Oil, feathers and EPA

  Thousands of birds flying across the Western plains each year fatally mistake oil pits for bodies of water. Once the birds land, their feathers become coated and they die. In its first attempt to address the problem, the Environmental Protection Agency recently fined Texaco Refining and Marketing Inc. and four other companies $300,000 and ordered them to clean up the 32-acre Powder River Crude Processors facility near Casper, Wyo. The cleanup, which calls for draining the pits, could cost as much as $8.9 million. In the past, the Environmental Protection Agency could not sue an oil facility unless it posed a hazardous waste danger or produced waste that posed "an imminent and substantial endangerment to human health or the environment," says Terry Anderson, chief of the agency's Region 8 hazardous waste division in Denver.

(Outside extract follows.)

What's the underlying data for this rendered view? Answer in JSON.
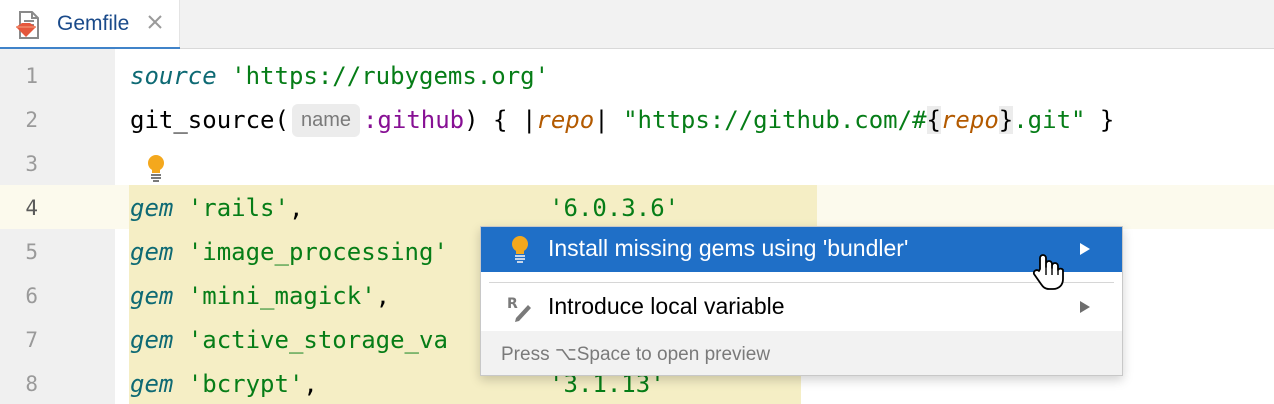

Because federal laws classify oil waste as non-hazardous, officials had to prove the pits actually kill wildlife, which they did through a 1991 on-site inspection. "I don't think people understand the magnitude of this problem," says U.S. Fish and Wildlife biologist Brent Esmoil of the Mountain-Prairie Region's Ecological Services office in Grand Island, Neb. Esmoil spent two years studying wildlife mortality at oil pits. He says the 100-foot-long pits at Powder River have probably been killing waterfowl since they opened in 1979. It was hard to detect because bird carcasses sink to the bottom.